Today’s estimates are for Trimmed Mean to drop to 5.1% (5.2% prior) and Median to stay flat at 4.8%. As much as we’d like to see the data drop, the BOC also pay very close attention to the business outlook survey which was released earlier this week.
Overall, firms expect price pressures to ease although they remain elevated and far above the BOC’s target. Growth is expected to suffer and 35% of firms expect a 50-80% chance of a recession. Whilst unpleasant, it is also another form is disinflation.
How CPI impacts forex
Summary of the Q3 Business Outlook Survey
- Business sentiment is trending lower.
- Most businesses think a recession is likely (due to rising interest rates and high prices).
- Labour and supply chain bottlenecks may have peaked.
- Businesses expect price increases to moderate due to lower commodity prices and other input goods.
- Wage growth also expected to soften.
- Short-term inflation expectations have edged down but remain elevated (and above the BOC’s target).
- Sales outlook has softened.
- Rising interest rates are weighing on business sales linked to housing activity and household consumption.
- Other firms expect healthier sales but below pre-pandemic levels.
The BOC are on track for a 50bp hike next week
Irrespective of the Canadian economy, BOC Governor Macklem said that the central bank may be forced to continue hiking rates due to the stronger dollar. USD/CAD has risen over 9% from the August low, and the dollar’s strength is showing little signs of softening amidst hawkish talk from Fed members. So whilst today’s inflation report is unlikely to prevent the BOC from tightening further, it could begin to build a case for smaller increments as we enter 2023.
Economists currently expect the BOC to hike rates by 50bps next week to take rates to 3.75%, and to raise by another 25bp in December to take rates to 4% by the year end.

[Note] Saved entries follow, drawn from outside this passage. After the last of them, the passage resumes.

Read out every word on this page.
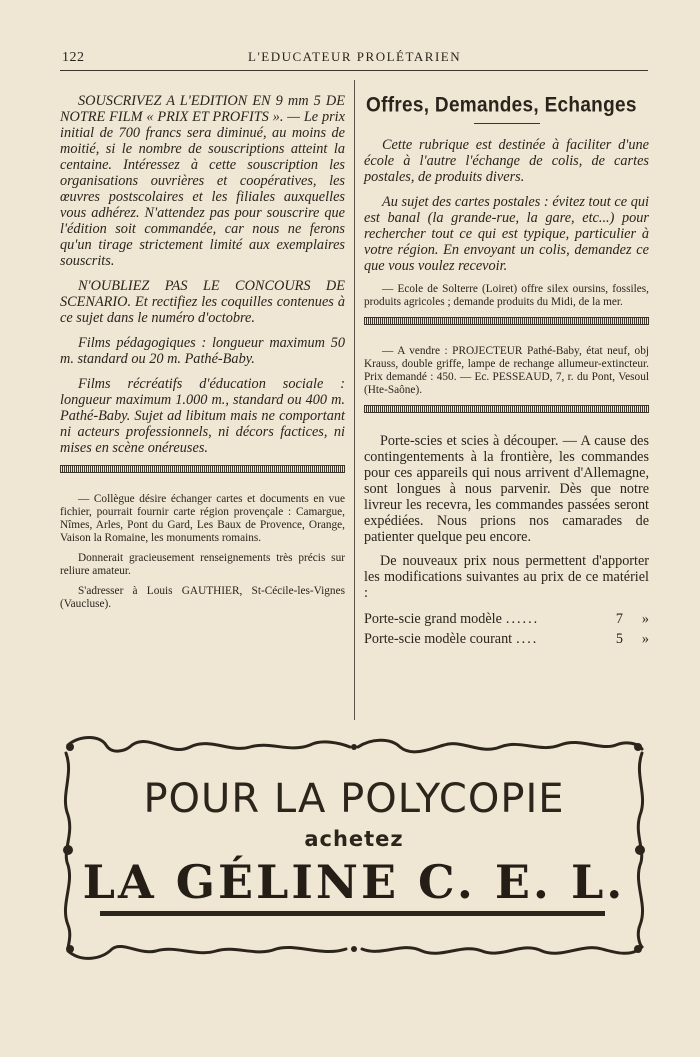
122	L'EDUCATEUR PROLÉTARIEN

SOUSCRIVEZ A L'EDITION EN 9 mm 5 DE NOTRE FILM « PRIX ET PROFITS ». — Le prix initial de 700 francs sera diminué, au moins de moitié, si le nombre de souscriptions atteint la centaine. Intéressez à cette souscription les organisations ouvrières et coopératives, les œuvres postscolaires et les filiales auxquelles vous adhérez. N'attendez pas pour souscrire que l'édition soit commandée, car nous ne ferons qu'un tirage strictement limité aux exemplaires souscrits.

N'OUBLIEZ PAS LE CONCOURS DE SCENARIO. Et rectifiez les coquilles contenues à ce sujet dans le numéro d'octobre.

Films pédagogiques : longueur maximum 50 m. standard ou 20 m. Pathé-Baby.

Films récréatifs d'éducation sociale : longueur maximum 1.000 m., standard ou 400 m. Pathé-Baby. Sujet ad libitum mais ne comportant ni acteurs professionnels, ni décors factices, ni mises en scène onéreuses.

— Collègue désire échanger cartes et documents en vue fichier, pourrait fournir carte région provençale : Camargue, Nîmes, Arles, Pont du Gard, Les Baux de Provence, Orange, Vaison la Romaine, les monuments romains.

Donnerait gracieusement renseignements très précis sur reliure amateur.

S'adresser à Louis GAUTHIER, St-Cécile-les-Vignes (Vaucluse).

Offres, Demandes, Echanges

Cette rubrique est destinée à faciliter d'une école à l'autre l'échange de colis, de cartes postales, de produits divers.

Au sujet des cartes postales : évitez tout ce qui est banal (la grande-rue, la gare, etc...) pour rechercher tout ce qui est typique, particulier à votre région. En envoyant un colis, demandez ce que vous voulez recevoir.

— Ecole de Solterre (Loiret) offre silex oursins, fossiles, produits agricoles ; demande produits du Midi, de la mer.

— A vendre : PROJECTEUR Pathé-Baby, état neuf, obj Krauss, double griffe, lampe de rechange allumeur-extincteur. Prix demandé : 450. — Ec. PESSEAUD, 7, r. du Pont, Vesoul (Hte-Saône).

Porte-scies et scies à découper. — A cause des contingentements à la frontière, les commandes pour ces appareils qui nous arrivent d'Allemagne, sont longues à nous parvenir. Dès que notre livreur les recevra, les commandes passées seront expédiées. Nous prions nos camarades de patienter quelque peu encore.

De nouveaux prix nous permettent d'apporter les modifications suivantes au prix de ce matériel :

Porte-scie grand modèle ......	7	»
Porte-scie modèle courant ....	5	»
POUR LA POLYCOPIE
achetez
LA GÉLINE C. E. L.
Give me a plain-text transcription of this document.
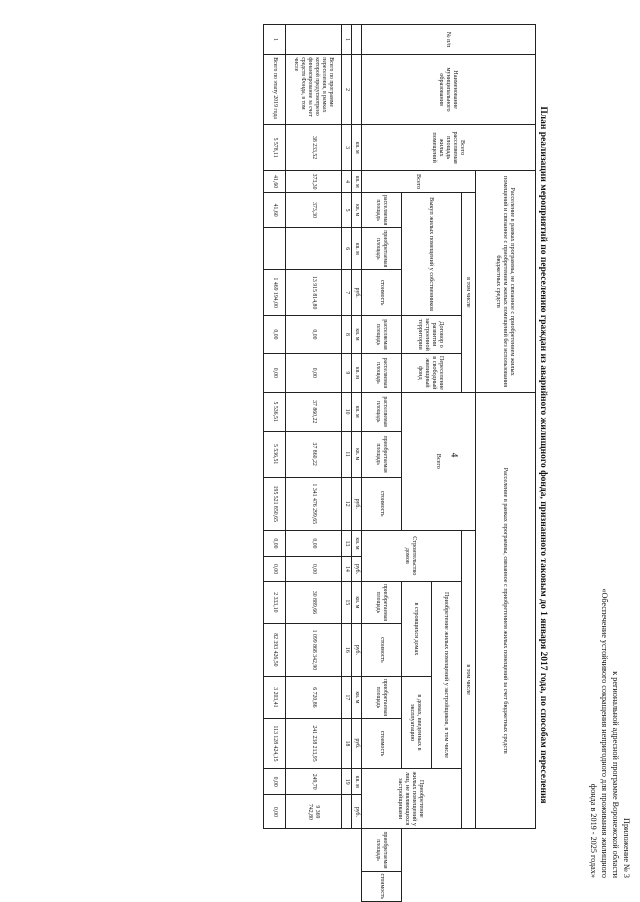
4
Приложение № 3
к региональной адресной программе Воронежской области
«Обеспечение устойчивого сокращения непригодного для проживания жилищного
фонда в 2019 - 2025 годах»
План реализации мероприятий по переселению граждан из аварийного жилищного фонда, признанного таковым до 1 января 2017 года, по способам переселения
№ п/п	Наименование муниципального образования	Всего расселяемая площадь жилых помещений	Расселение в рамках программы, не связанное с приобретением жилых помещений и связанное с приобретением жилых помещений без использования бюджетных средств						Расселение в рамках программы, связанное с приобретением жилых помещений за счет бюджетных средств												
			Всего	в том числе					Всего			в том числе									
				Выкуп жилых помещений у собственников			Договор о развитии застроенной территории	Переселение в свободный жилищный фонд				Строительство домов		Приобретение жилых помещений у застройщиков, в том числе				Приобретение жилых помещений у лиц, не являющихся застройщиками			
														в строящихся домах		в домах, введенных в эксплуатацию					
				расселяемая площадь	приобретаемая площадь	стоимость	расселяемая площадь	расселяемая площадь	расселяемая площадь	приобретаемая площадь	стоимость			приобретаемая площадь	стоимость	приобретаемая площадь	стоимость			приобретаемая площадь	стоимость
		кв. м	кв. м	кв. м	кв. м	руб.	кв. м	кв. м	кв. м	кв. м	руб.	кв. м	руб.	кв. м	руб.	кв. м	руб.	кв. м	руб.		
1	2	3	4	5	6	7	8	9	10	11	12	13	14	15	16	17	18	19			
	Всего по программе переселения, в рамках которой предусмотрено финансирование за счет средств Фонда, в том числе	38 233,52	373,30	373,30		13 915 814,80	0,00	0,00	37 860,22	37 860,22	1 341 476 299,65	0,00	0,00	30 889,66	1 099 868 342,90	6 720,86	241 238 213,95	249,70	9 369 742,80		
1	Всего по этапу 2019 года	5 578,11	41,60	41,60		1 469 194,00	0,00	0,00	5 536,51	5 536,51	195 521 850,65	0,00	0,00	2 333,10	82 393 426,50	3 203,41	113 128 424,15	0,00	0,00		
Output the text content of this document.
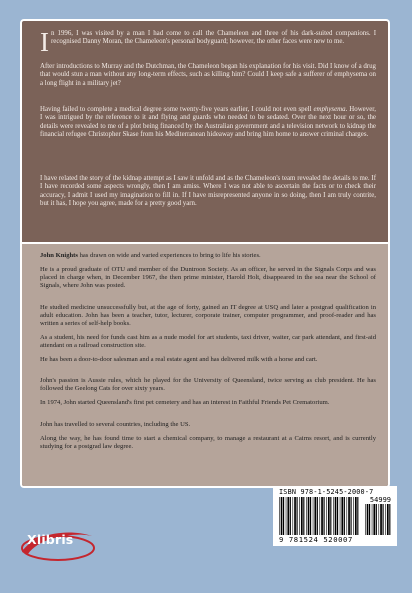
In 1996, I was visited by a man I had come to call the Chameleon and three of his dark-suited companions. I recognised Danny Moran, the Chameleon's personal bodyguard; however, the other faces were new to me.

After introductions to Murray and the Dutchman, the Chameleon began his explanation for his visit. Did I know of a drug that would stun a man without any long-term effects, such as killing him? Could I keep safe a sufferer of emphysema on a long flight in a military jet?

Having failed to complete a medical degree some twenty-five years earlier, I could not even spell emphysema. However, I was intrigued by the reference to it and flying and guards who needed to be sedated. Over the next hour or so, the details were revealed to me of a plot being financed by the Australian government and a television network to kidnap the financial refugee Christopher Skase from his Mediterranean hideaway and bring him home to answer criminal charges.

I have related the story of the kidnap attempt as I saw it unfold and as the Chameleon's team revealed the details to me. If I have recorded some aspects wrongly, then I am amiss. Where I was not able to ascertain the facts or to check their accuracy, I admit I used my imagination to fill in. If I have misrepresented anyone in so doing, then I am truly contrite, but it has, I hope you agree, made for a pretty good yarn.

John Knights has drawn on wide and varied experiences to bring to life his stories.

He is a proud graduate of OTU and member of the Duntroon Society. As an officer, he served in the Signals Corps and was placed in charge when, in December 1967, the then prime minister, Harold Holt, disappeared in the sea near the School of Signals, where John was posted.

He studied medicine unsuccessfully but, at the age of forty, gained an IT degree at USQ and later a postgrad qualification in adult education. John has been a teacher, tutor, lecturer, corporate trainer, computer programmer, and proof-reader and has written a series of self-help books.

As a student, his need for funds cast him as a nude model for art students, taxi driver, waiter, car park attendant, and first-aid attendant on a railroad construction site.

He has been a door-to-door salesman and a real estate agent and has delivered milk with a horse and cart.

John's passion is Aussie rules, which he played for the University of Queensland, twice serving as club president. He has followed the Geelong Cats for over sixty years.

In 1974, John started Queensland's first pet cemetery and has an interest in Faithful Friends Pet Crematorium.

John has travelled to several countries, including the US.

Along the way, he has found time to start a chemical company, to manage a restaurant at a Cairns resort, and is currently studying for a postgrad law degree.

ISBN 978-1-5245-2000-7
54999
9 781524 520007
Xlibris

The 1-month OIS places an 86% probability of a 50bp hike, and a 90% chance of a 25bp hike in December.
CAD/JPY 4-hour chart:
CAD/JPY remains within a strong uptrend on the 4-hour chart despite weaker oil prices, supported by higher equity prices and of course the weaker yen. Prices are now consolidating around the monthly R1 and weekly R2 pivot, as break above which assumes bullish continuation. Should prices initially retrace then we’d consider bullish setups above the 107.78 low, a break beneath which switches to a near-term bearish bias.